気象予報士の仕事内容

気象予報士の仕事とは

気象予報士は、さまざまな気象データをもとに天候を予測する仕事です。

気象庁から提供される各地の観測データや気象レーダー、アメダスなどの情報を分析し、天気・気温・湿度・降水確率などを予想しますが、データだけでなくその地域の地形や特性も踏まえなくてはならないため、高度な専門知識が求められます。

天候の予測は命に関わることもあり責任のある仕事のため、気象予報士の資格を持たない人が、業務として気象を予報することは法律で禁止されています。

気象予報士の業務の内容

メディア企業

気象予報士は、気象庁から受け取った気象情報を分析し、裏方としてキャスターのための台本をづくりを行います。

気象庁発表のリアルタイムの情報を取得し、ニュースの気象情報の時間までに気象予測を立てることの繰り返しとなるため、メディア企業につとめる気象予報士の業務はハードだといわれています。

民間気象会社

民間の気象会社の場合、クライアント企業の依頼に応じた気象予測を提供します。

たとえば広告代理店がイベントの企画をする場合、当日の天候によって集客や段取りが大きく変わる可能性があるため、民間の気象会社からデータを提供してもらい、気温や降水確率など、できる限り正確な天候を予測して準備を行います。

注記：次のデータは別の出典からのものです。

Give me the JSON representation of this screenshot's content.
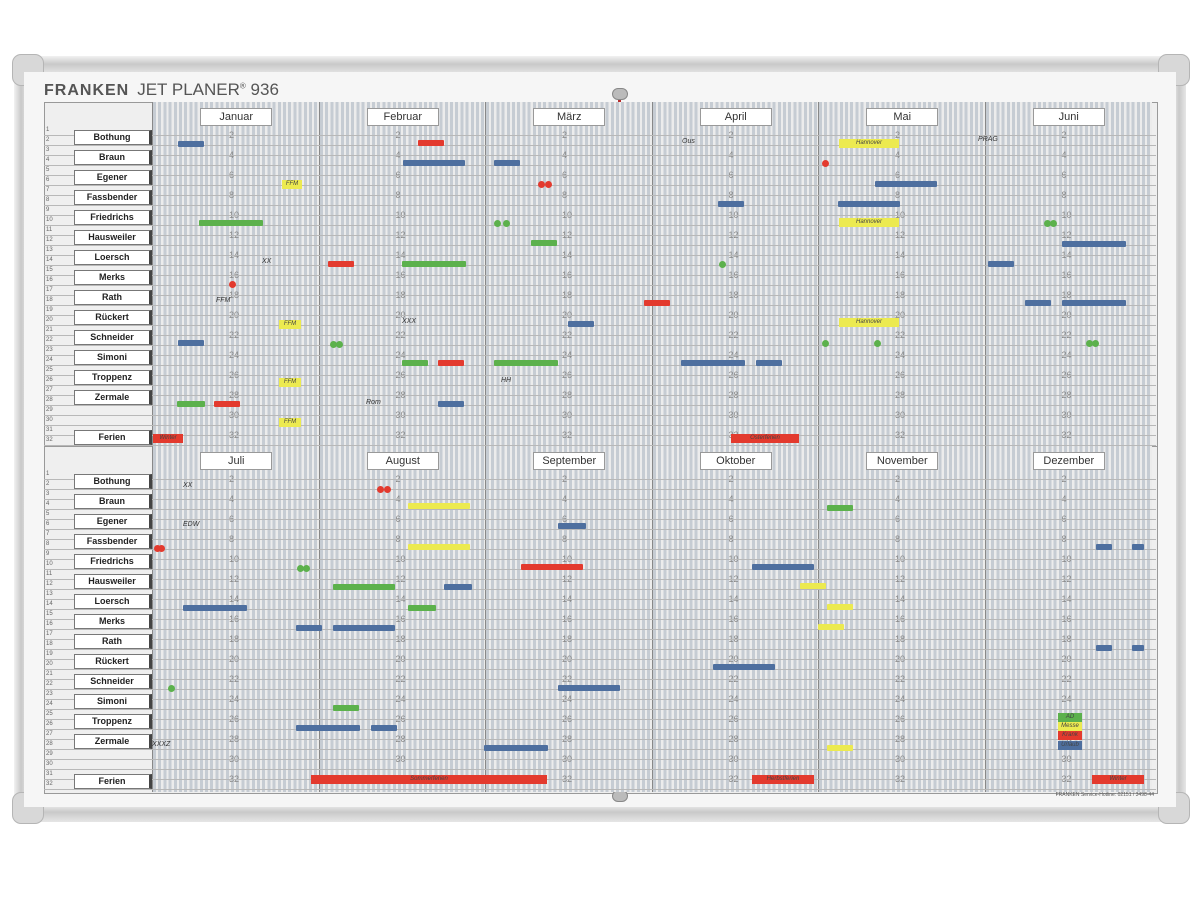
{
  "brand": "FRANKEN",
  "product": "JET PLANER",
  "product_reg": "®",
  "model_number": "936",
  "months_top": [
    "Januar",
    "Februar",
    "März",
    "April",
    "Mai",
    "Juni"
  ],
  "months_bottom": [
    "Juli",
    "August",
    "September",
    "Oktober",
    "November",
    "Dezember"
  ],
  "names": [
    "Bothung",
    "Braun",
    "Egener",
    "Fassbender",
    "Friedrichs",
    "Hausweiler",
    "Loersch",
    "Merks",
    "Rath",
    "Rückert",
    "Schneider",
    "Simoni",
    "Troppenz",
    "Zermale"
  ],
  "holiday_label": "Ferien",
  "row_numbers": [
    "1",
    "2",
    "3",
    "4",
    "5",
    "6",
    "7",
    "8",
    "9",
    "10",
    "11",
    "12",
    "13",
    "14",
    "15",
    "16",
    "17",
    "18",
    "19",
    "20",
    "21",
    "22",
    "23",
    "24",
    "25",
    "26",
    "27",
    "28",
    "29",
    "30",
    "31",
    "32"
  ],
  "week_numbers": [
    "2",
    "4",
    "6",
    "8",
    "10",
    "12",
    "14",
    "16",
    "18",
    "20",
    "22",
    "24",
    "26",
    "28",
    "30",
    "32"
  ],
  "notes": {
    "ffm": "FFM",
    "xx": "XX",
    "xxx": "XXX",
    "rom": "Rom",
    "hh": "HH",
    "ous": "Ous",
    "prag": "PRAG",
    "hannover": "Hannover",
    "edw": "EDW",
    "xxxz": "XXXZ"
  },
  "holidays": {
    "winter_start": "Winter",
    "ostern": "Osterferien",
    "sommer": "Sommerferien",
    "herbst": "Herbstferien",
    "winter_end": "Winter"
  },
  "legend": {
    "ad": "AD",
    "messe": "Messe",
    "krank": "Krank",
    "urlaub": "Urlaub"
  },
  "footer": "FRANKEN Service-Hotline: 02151 / 3498-44",
  "colors": {
    "blue": "#4e6f9f",
    "green": "#5cb14c",
    "red": "#e33a2e",
    "yellow": "#ecea50",
    "frame": "#c9c9c9"
  }
}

気象予報士はその時期の季節要因だけでなく、イベント会場の地理的条件も考慮し、さまざまな要素から総合的に判断する必要があります。

商社などの一般企業

一般企業に所属する気象予報士もいます。

その場合、自分の会社にとって必要な気象予測を提供していきます。

たとえば商社がアメリカで小麦の買い付けをする場合、どのタイミングで小麦を買えば最も会社が儲かるのかを考えます。

小麦の質や市場の値動きは、小麦産地の気象情報を分析することで予想できるため、どの時期に小麦を購入すればよいのかをこうしたデータを元に判断します。

このように企業の利益のために必要な情報を与えるのが一般企業に所属する気象予報士です。

気象予報士の役割

気象のプロフェッショナル

さまざまな技術が発達しても、自然派人間がコントロールすることができません。

特に近年さまざまな自然災害が多く起こる中で、できる限り自然の動きを早めに察知して何が起きるのかを明らかにすることが気象予報士の役割です。

気象のプロフェッショナルである気象予報士は、予報業務を行うことで、漁業や農業など自然を相手に働いている人たちの仕事を支えたり、人々の異動や仕事、イベント等を安全に実現したりしているのです。

自然がコントロールできなくても、あらかじめ予測することで生活はコントロールすることができます。

気象予報士がいるおかげで、私たち人間は豊かで安全な生活を送ることができるのです。

命を守るための戦い

近年は局地的な大雨や季節外れの台風、大雪など、過去に経験したことがないような異常気象と対面しています。

こうした異常気象が土砂災害の発生や交通事故につながり人々の尊い命が失われてしまうという悲劇も起きています。

気象予報士は、こうした自然災害による被害を最小限に抑えたいという思いで仕事と向き合っています。

大雨や台風が来ることが的確に予報できれば、事前に危険地域に警報を出すことができ、人々を避難させることができます。

一分一秒でも早く、的確に、予報をすること。それが気象予報士に課せられた重大な使命です。

大きな責任の伴う仕事ではありますが、気象予報は人々の命を守るための戦いでもあるということを肝に銘じて、気象予報士は日々の業務と向き合っているのです。

気象予報士の勤務先の種類

気象予報士の多くは、気象庁の許可を受けた民間の気象会社に勤めています。

また、気象予報を報道するテレビ局や新聞局などのマスメディアで働く人や民間企業で働く人もいます。

公的機関では、気象庁や自衛隊、地方自治体の公務員などとして働く道があります。

気象予報士の就職先の種類・活躍の場

気象予報士と関連した職業

気象予報士というと、テレビなどで活躍するお天気キャスターを想像する人も多いですが、キャスターは必ずしも気象予報士の資格を持っている人ではありません。

実際の気象予報士が登場して解説することもありますが、その多くは裏方としてキャスターのための台本をつくっています。